Our team of analysts wrote down every single word Buffett and Munger uttered. Over 16,000 words. But only two words stood out to me as I read the detailed transcript of the event: "Real threat."

That's how Buffett responded when asked about this emerging market that is already expected to be worth more than $2 trillion in the U.S. alone. Google has already put some of its best engineers behind the technology powering this trend. 

The amazing thing is, while Buffett may be nervous, the rest of us can invest in this new industry BEFORE the old money realizes what hit them.

KPMG advises we're "on the cusp of revolutionary change" coming much "sooner than you think."

Even one legendary MIT professor had to recant his position that the technology was "beyond the capability of computer science." (He recently confessed to The Wall Street Journal that he's now a believer and amazed "how quickly this technology caught on.")

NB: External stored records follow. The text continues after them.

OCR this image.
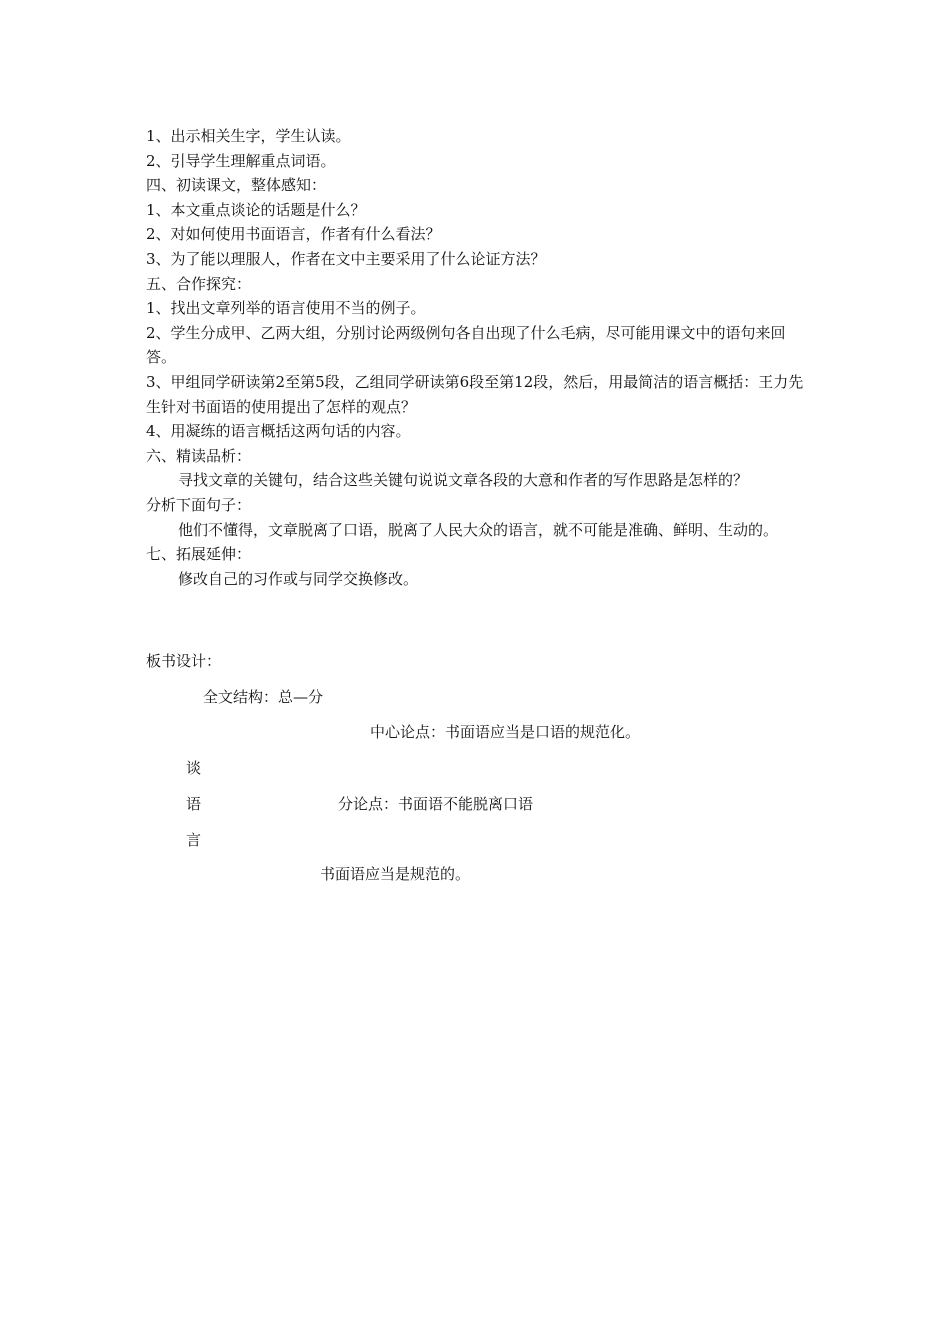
1、出示相关生字，学生认读。
2、引导学生理解重点词语。
四、初读课文，整体感知：
1、本文重点谈论的话题是什么？
2、对如何使用书面语言，作者有什么看法？
3、为了能以理服人，作者在文中主要采用了什么论证方法？
五、合作探究：
1、找出文章列举的语言使用不当的例子。
2、学生分成甲、乙两大组，分别讨论两级例句各自出现了什么毛病，尽可能用课文中的语句来回答。
3、甲组同学研读第2至第5段，乙组同学研读第6段至第12段，然后，用最简洁的语言概括：王力先生针对书面语的使用提出了怎样的观点？
4、用凝练的语言概括这两句话的内容。
六、精读品析：
寻找文章的关键句，结合这些关键句说说文章各段的大意和作者的写作思路是怎样的？
分析下面句子：
他们不懂得，文章脱离了口语，脱离了人民大众的语言，就不可能是准确、鲜明、生动的。
七、拓展延伸：
修改自己的习作或与同学交换修改。
板书设计：
全文结构：总—分
中心论点：书面语应当是口语的规范化。
谈
语	分论点：书面语不能脱离口语
言
书面语应当是规范的。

Yet according to one J.D. Power and Associates survey, only 1 in 5 Americans are even interested in this technology, much less ready to invest in it. Needless to say, you haven't missed your window of opportunity. 

Think about how many amazing technologies you've watched soar to new heights while you kick yourself thinking, "I knew about that technology before everyone was talking about it, but I just sat on my hands." 

Don't let that happen again. This time, it should be your family telling you, "I can't believe you knew about and invested in that technology so early on."

That's why I hope you take just a few minutes to access the exclusive research our team of analysts has put together on this industry and the one stock positioned to capitalize on this major shift.

Click here to learn about this incredible technology before Buffett stops being scared and starts buying!

David Hanson owns shares of Berkshire Hathaway and American Express. The Motley Fool recommends and owns shares of Berkshire Hathaway, Google, and Coca-Cola.We Fools don't all hold the same opinions, but we all believe that considering a diverse range of insights makes us better investors. The Motley Fool has a disclosure policy.